Readiness of the ATLAS Tile Calorimeter for LHC collisions

TL;DR

This study assesses the readiness of the ATLAS TileCal for LHC collisions by evaluating its energy and timing calibration, noise performance, and data-quality stability across calibration systems (Cs source, laser, CIS), plus validation with cosmic muons and single-beam data. It demonstrates that EM scale transfer from testbeam to the ATLAS cavern is achieved with a total systematic uncertainty around 0.7%–4% depending on the component and time, and confirms sub-percent intercalibration stability. The results show high detector availability (≈99% functional cells), stable HV and temperature, and a timing precision at the 1–2 ns level within modules and across partitions, with a strong S/N for muon signals.
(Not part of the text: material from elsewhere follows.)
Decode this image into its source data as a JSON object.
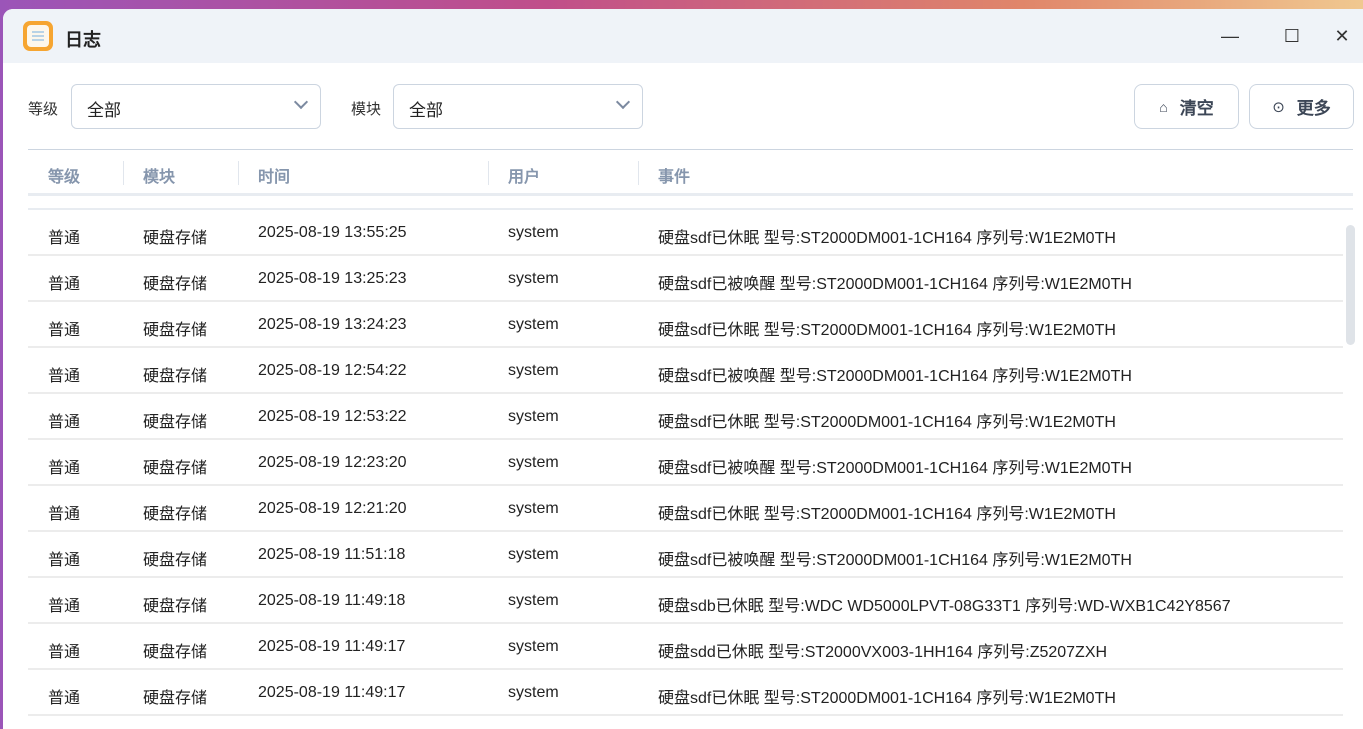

Collectively, these findings indicate TileCal is ready for physics data-taking, with well-understood calibration pathways and cross-validated performance against MC simulations. The work provides a detailed blueprint for ongoing monitoring and calibration during LHC operation.

Abstract

The Tile hadronic calorimeter of the ATLAS detector has undergone extensive testing in the experimental hall since its installation in late 2005. The readout, control and calibration systems have been fully operational since 2007 and the detector successfully collected data from the LHC single beams in 2008 and first collisions in 2009. This paper gives an overview of the Tile Calorimeter performance as measured using random triggers, calibration data, data from cosmic ray muons and single beam data. The detector operation status, noise characteristics and performance of the calibration systems are presented, as well as the validation of the timing and energy calibration carried out with minimum ionising cosmic ray muons data. The calibration systems' precision is well below the design of 1%. The determination of the global energy scale was performed with an uncertainty of 4%.

Figures (35)

• Figure 1: A cut-away drawing of the ATLAS inner detector and calorimeters. The Tile Calorimeter consists of one barrel and two extended barrel sections and surrounds the Liquid Argon barrel electromagnetic and endcap hadronic calorimeters. In the innermost radii of ATLAS, the inner detector (shown in grey) is used for precision tracking of charged particles.
• Figure 2: Segmentation in depth and $\eta$ of the Tile Calorimeter modules in the barrel (left) and extended barrel (right). The bottom of the picture corresponds to the inner radius of the cylinder. The Tile Calorimeter is symmetric with respect to the interaction point. The cells between two consecutive dashed lines form the first level trigger calorimeter tower.
• Figure 3: Schematic showing the mechanical assembly and the optical readout of the Tile Calorimeter, corresponding to a $\phi$ wedge. The various components of the optical readout, namely the tiles, the fibres and the photomultipliers, are shown. The trapezoidal scintillating tiles are oriented radially and normal to the beam line and are read out by fibres coupled to their non-parallel sides.
• Figure 4: Position in $\eta$ and $\phi$ of the masked cells representing the status on November 9th, 2009. The colours corresponding to numbers 1,2,3 show the number of layers masked for this ($\eta,\phi$) region. The non-integer numbers indicate that one readout channel of the cell is masked.
• Figure 5: Stability of the PMT high voltage with respect to its set value, averaging over all PMTs for two periods of 3 and 6 months (left) separated by the maintenance period. The distribution of the differences of the measured and the set HV values for all PMTs over the period considered is also shown (right).